NEW YORK — Todd English is the latest celebrity chef to embrace cooking with cannabis.
The James Beard award-winning chef and restaurateur recently rolled out his cannabis-infused line of gourmet mac and cheese, the first product launch from his new packaged food brand, LastLeaf.
"We're getting a great response," English told ABC News Live.
The mac and cheese currently comes in two flavors, white cheddar with shells, and a classic cheddar with elbow macaroni.
Cannabis-infused food and beverages have exploded onto the culinary scene as more states legalize marijuana. Already, 18 states and the District of Columbia have legalized the sale of recreational marijuana for adults over the age of 21.
English's twist on traditional mac and cheese is currently only available in California, but later this year he hopes to expand the line to more cities that have legalized marijuana for recreational use.
Cooking with cannabis is not a new concept for English. He began preparing dishes with the ingredient more than a decade ago when his sister Wendy was undergoing treatment for breast cancer.
"I saw my sister and a number of my relatives go through horrible cancer," English said.
"My sister passed away, unfortunately, but during the time she was in remission, I would prepare things with cannabis and it seemed to really help her get through the struggles of how she felt after chemo," he said.
Together with his business partner, Keith Burkard, English set out to develop healthy food products that contain THC and CBD.
"Consumers are ready for it, but it's going to take a little bit of time to get embedded into the marketplace," Burkard said.
"The cannabis industry started out with a lot of secondary food groups like drinks, chips, snacks, chocolates, candies," he added. "We're introducing primary food group edibles."
There is some scientific evidence that marijuana may benefit those with cancer, easing chronic pain and chemotherapy-induced nausea.
Medical experts, however, have cautioned against using cannabis to treat mental health conditions, as it may be ineffective or worsen symptoms in some people.
The cheesy packaged pasta is far from the last of English's ventures. LastLeaf says it plans to launch cannabis-infused pasta sauces, rubs and olive oil in the coming months.
You won't find the cannabis concoctions on his restaurant menus just yet -- the chef currently owns a number of eateries in places like Las Vegas, Boston and New York City, as well as a handful of international hotspots. For the moment, he's busy opening up new establishments, including The English Hotel in Las Vegas.

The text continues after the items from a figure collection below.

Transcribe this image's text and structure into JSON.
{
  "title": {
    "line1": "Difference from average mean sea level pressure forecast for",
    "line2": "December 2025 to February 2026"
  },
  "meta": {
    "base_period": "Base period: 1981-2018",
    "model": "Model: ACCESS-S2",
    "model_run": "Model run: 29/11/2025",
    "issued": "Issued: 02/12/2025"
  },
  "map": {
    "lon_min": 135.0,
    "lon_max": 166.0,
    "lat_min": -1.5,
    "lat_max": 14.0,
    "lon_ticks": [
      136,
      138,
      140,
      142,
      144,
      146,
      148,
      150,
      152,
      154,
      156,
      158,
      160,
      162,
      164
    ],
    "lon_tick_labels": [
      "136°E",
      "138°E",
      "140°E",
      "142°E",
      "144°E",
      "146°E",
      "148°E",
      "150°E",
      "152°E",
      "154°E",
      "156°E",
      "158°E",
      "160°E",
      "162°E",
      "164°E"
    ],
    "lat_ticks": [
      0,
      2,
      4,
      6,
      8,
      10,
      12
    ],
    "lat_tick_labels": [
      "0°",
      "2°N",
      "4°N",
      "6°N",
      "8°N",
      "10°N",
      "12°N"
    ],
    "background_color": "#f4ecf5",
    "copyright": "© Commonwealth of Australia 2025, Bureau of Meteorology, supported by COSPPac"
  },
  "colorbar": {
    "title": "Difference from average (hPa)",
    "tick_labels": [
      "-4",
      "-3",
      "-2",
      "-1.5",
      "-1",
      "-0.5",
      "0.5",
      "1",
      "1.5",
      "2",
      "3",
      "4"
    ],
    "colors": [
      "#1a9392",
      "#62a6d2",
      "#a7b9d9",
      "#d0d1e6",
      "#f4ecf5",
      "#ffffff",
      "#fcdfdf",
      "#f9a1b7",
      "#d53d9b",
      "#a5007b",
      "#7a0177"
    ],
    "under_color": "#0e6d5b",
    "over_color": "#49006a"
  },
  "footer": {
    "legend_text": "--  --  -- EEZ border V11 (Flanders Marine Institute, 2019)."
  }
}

Located off the Vegas strip in the Arts District, English says his namesake hotel is a "very artisanal, little boutique hotel" with a "funky vibe." It is also home to his new restaurant, The Pepper Club, a reflection of English's two favorite cuisines, Mediterranean and Japanese.
While the global pandemic has hit the hospitality industry particularly hard, English said business at some of his restaurants, including in Alabama, Connecticut, Abu Dhabi and Dubai, are nearly back to pre-pandemic levels.
"Weekends are jamming and people are out," he said. "It's just a question of us being able to handle the business because we don't have all the pieces in place yet -- staffing, supply chain -- but it's getting there."